The call was made while members of the Jakarta chapter of the Indonesian Street Vendors Association (APKLI) was holding a three-day mass rally in protest over the evictions.
"We would not mind if the administration wanted to manage us seriously. Our association could guarantee that street vendors could contribute Rp 1.5 billion to the city's coffers every day," association chairman Muhamad Muhdi said on Tuesday.
The association estimates that there are more than 300,000 street vendors here in the capital, higher that the Jakarta Bureau of Statistic's report of 141,000 vendors, who need a special, city-backed management body.
But Jakarta Cooperatives, Small and Medium-scale Enterprises Agency head Sukri Bey said that his agency was seeking stronger authority to manage street vendors, so it could impose zone-based fees on street vendors starting September.

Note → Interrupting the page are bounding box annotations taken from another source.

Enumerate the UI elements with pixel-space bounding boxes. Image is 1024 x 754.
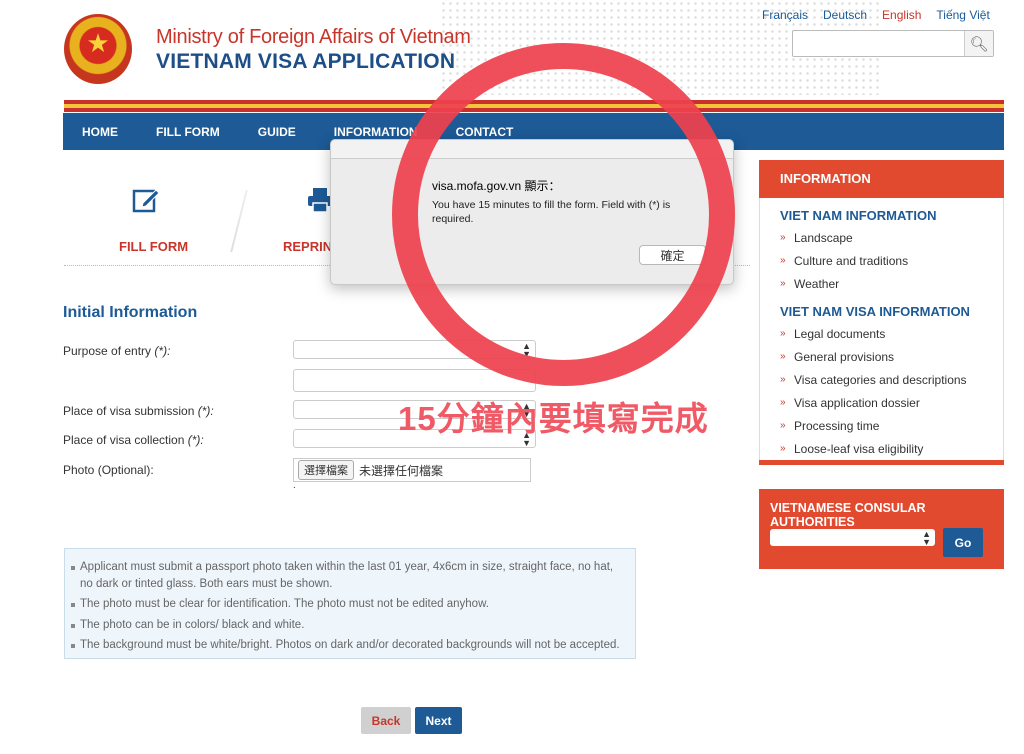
- sidebar-section-visa-info[interactable]: VIET NAM VISA INFORMATION: [780, 304, 970, 319]
- site-title[interactable]: VIETNAM VISA APPLICATION: [156, 50, 455, 74]
- submission-label: Place of visa submission (*):: [63, 404, 214, 418]
- note-item: Applicant must submit a passport photo t…: [71, 559, 627, 592]
- step-fill-form[interactable]: FILL FORM: [119, 239, 188, 254]
- sidebar-item-culture[interactable]: » Culture and traditions: [780, 254, 908, 268]
- lang-deutsch[interactable]: Deutsch: [823, 8, 867, 22]
- lang-francais[interactable]: Français: [762, 8, 808, 22]
- annotation-text: 15分鐘內要填寫完成: [398, 400, 709, 437]
- ministry-name: Ministry of Foreign Affairs of Vietnam: [156, 26, 471, 48]
- sidebar-item-processing-time[interactable]: » Processing time: [780, 419, 879, 433]
- sidebar-item-loose-leaf[interactable]: » Loose-leaf visa eligibility: [780, 442, 923, 456]
- consular-select[interactable]: ▲ ▼: [770, 529, 935, 547]
- sidebar-item-general-provisions[interactable]: » General provisions: [780, 350, 894, 364]
- consular-title: VIETNAMESE CONSULAR AUTHORITIES: [770, 501, 926, 529]
- sidebar-item-legal-documents[interactable]: » Legal documents: [780, 327, 885, 341]
- next-button[interactable]: Next: [415, 707, 462, 734]
- note-item: The photo must be clear for identificati…: [71, 596, 627, 613]
- collection-label: Place of visa collection (*):: [63, 433, 204, 447]
- nav-home[interactable]: HOME: [82, 125, 118, 139]
- lang-tieng-viet[interactable]: Tiếng Việt: [936, 8, 989, 22]
- nav-information[interactable]: INFORMATION: [334, 125, 418, 139]
- annotation-circle: [392, 43, 735, 386]
- choose-file-button[interactable]: 選擇檔案: [298, 460, 354, 480]
- sidebar-header: INFORMATION: [759, 160, 1004, 198]
- sidebar-section-vn-info[interactable]: VIET NAM INFORMATION: [780, 208, 936, 223]
- sidebar-item-visa-dossier[interactable]: » Visa application dossier: [780, 396, 920, 410]
- file-hint: .: [293, 480, 296, 491]
- sidebar-item-weather[interactable]: » Weather: [780, 277, 839, 291]
- search-box[interactable]: 🔍︎: [792, 30, 994, 57]
- photo-label: Photo (Optional):: [63, 463, 154, 477]
- photo-requirements-note: Applicant must submit a passport photo t…: [64, 548, 636, 659]
- national-emblem-icon[interactable]: ★: [64, 14, 132, 84]
- search-icon[interactable]: 🔍︎: [964, 31, 993, 56]
- step-divider: [230, 190, 248, 252]
- sidebar-bottom-bar: [759, 460, 1004, 465]
- sidebar-item-visa-categories[interactable]: » Visa categories and descriptions: [780, 373, 967, 387]
- back-button[interactable]: Back: [361, 707, 411, 734]
- photo-file-input[interactable]: 選擇檔案 未選擇任何檔案: [293, 458, 531, 482]
- consular-panel: VIETNAMESE CONSULAR AUTHORITIES ▲ ▼ Go: [759, 489, 1004, 569]
- edit-icon: [131, 185, 161, 220]
- nav-guide[interactable]: GUIDE: [258, 125, 296, 139]
- lang-english[interactable]: English: [882, 8, 921, 22]
- purpose-label: Purpose of entry (*):: [63, 344, 171, 358]
- note-item: The photo can be in colors/ black and wh…: [71, 617, 627, 634]
- section-title: Initial Information: [63, 304, 198, 321]
- note-item: The background must be white/bright. Pho…: [71, 637, 627, 654]
- go-button[interactable]: Go: [943, 528, 983, 557]
- language-switcher: Français Deutsch English Tiếng Việt: [762, 8, 1005, 22]
- nav-fill-form[interactable]: FILL FORM: [156, 125, 220, 139]
- file-status: 未選擇任何檔案: [359, 463, 444, 478]
- sidebar-item-landscape[interactable]: » Landscape: [780, 231, 853, 245]
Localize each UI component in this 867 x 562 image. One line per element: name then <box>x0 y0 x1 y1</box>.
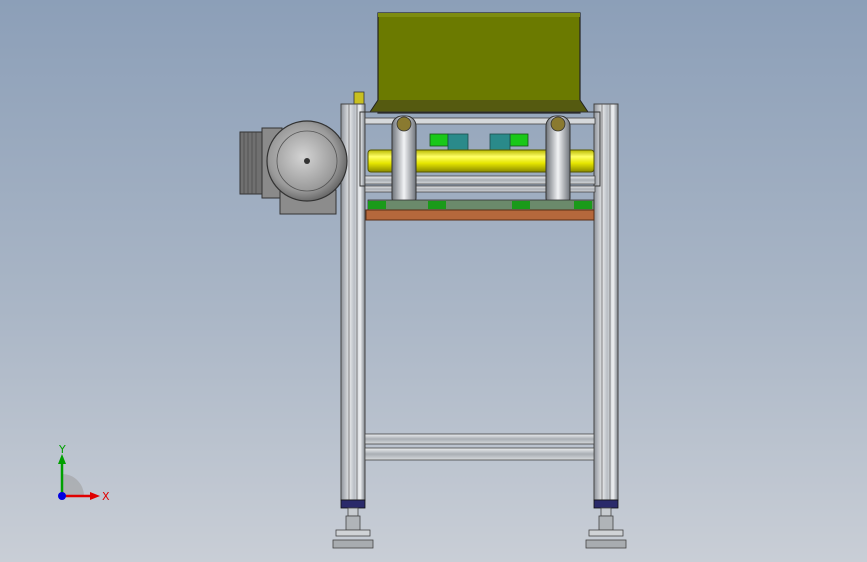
x-axis-arrowhead <box>90 492 100 500</box>
right-frame-post[interactable] <box>593 103 619 501</box>
hopper[interactable] <box>369 12 589 114</box>
y-axis-label: Y <box>58 443 66 456</box>
triad-quarter-disc <box>62 474 84 496</box>
x-axis-label: X <box>102 490 110 503</box>
cad-viewport[interactable]: Y X <box>0 0 867 562</box>
gear-motor[interactable] <box>239 120 348 215</box>
base-plate[interactable] <box>365 199 595 221</box>
lower-crossbar[interactable] <box>364 433 595 461</box>
leveling-foot-right[interactable] <box>585 499 627 549</box>
assembly-drawing <box>239 12 627 549</box>
bearing-blocks[interactable] <box>429 133 529 151</box>
leveling-foot-left[interactable] <box>332 499 374 549</box>
z-axis-dot <box>58 492 66 500</box>
axis-triad: Y X <box>58 443 110 503</box>
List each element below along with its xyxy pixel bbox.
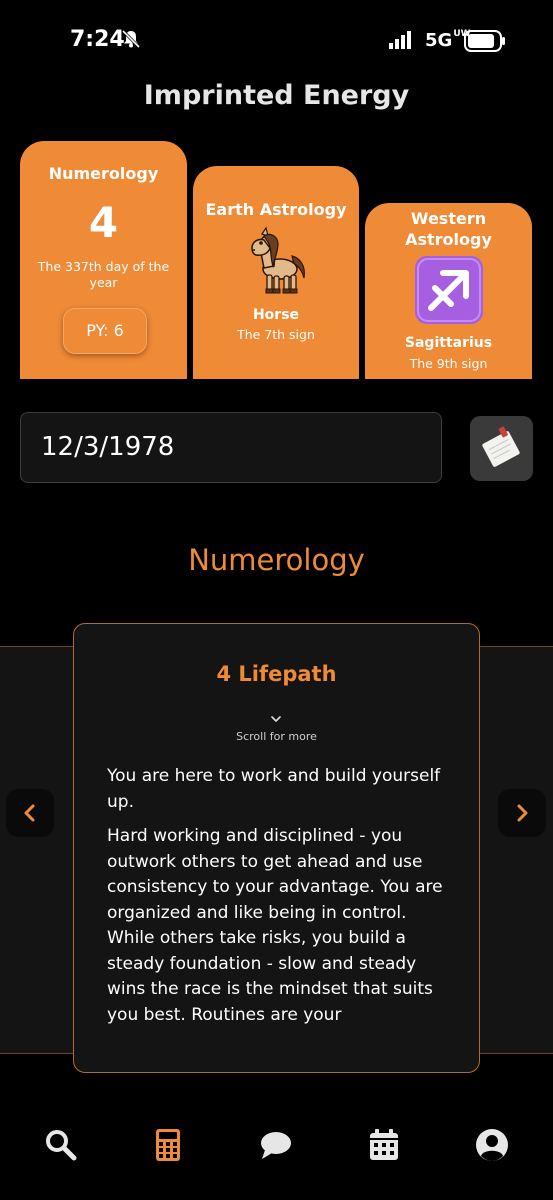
lifepath-panel[interactable]: 4 Lifepath Scroll for more You are here … — [73, 623, 480, 1073]
earth-astrology-card[interactable]: Earth Astrology Horse The 7th sign — [193, 166, 359, 379]
earth-sign-order: The 7th sign — [237, 327, 315, 342]
status-time: 7:24 — [70, 27, 125, 52]
horse-icon — [251, 226, 305, 294]
earth-astrology-title: Earth Astrology — [205, 200, 347, 219]
lifepath-heading: 4 Lifepath — [216, 662, 337, 686]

The fees will range between Rp 3,000 and Rp 10,000 per day per stall measuring a maximum of two meters by two meters. Higher fees will be imposed on stalls more spacious than the standard stall located at strategic locations.
In a related development, both the administration and council have agreed to revise Bylaw No. 2/2002 on markets regulating that every mall or shopping center must provide between 10 percent and 20 percent of their premises for small-scale vendors.
The implementation of the bylaw has been strongly opposed by the managements of the malls and shopping centers, which claim that the ruling would scare investors away and infringed on their right to manage their own properties. They challenged the bylaw last year in the administrative court, which ruled in favor of the businesspeople and ordered the administration to revoke it.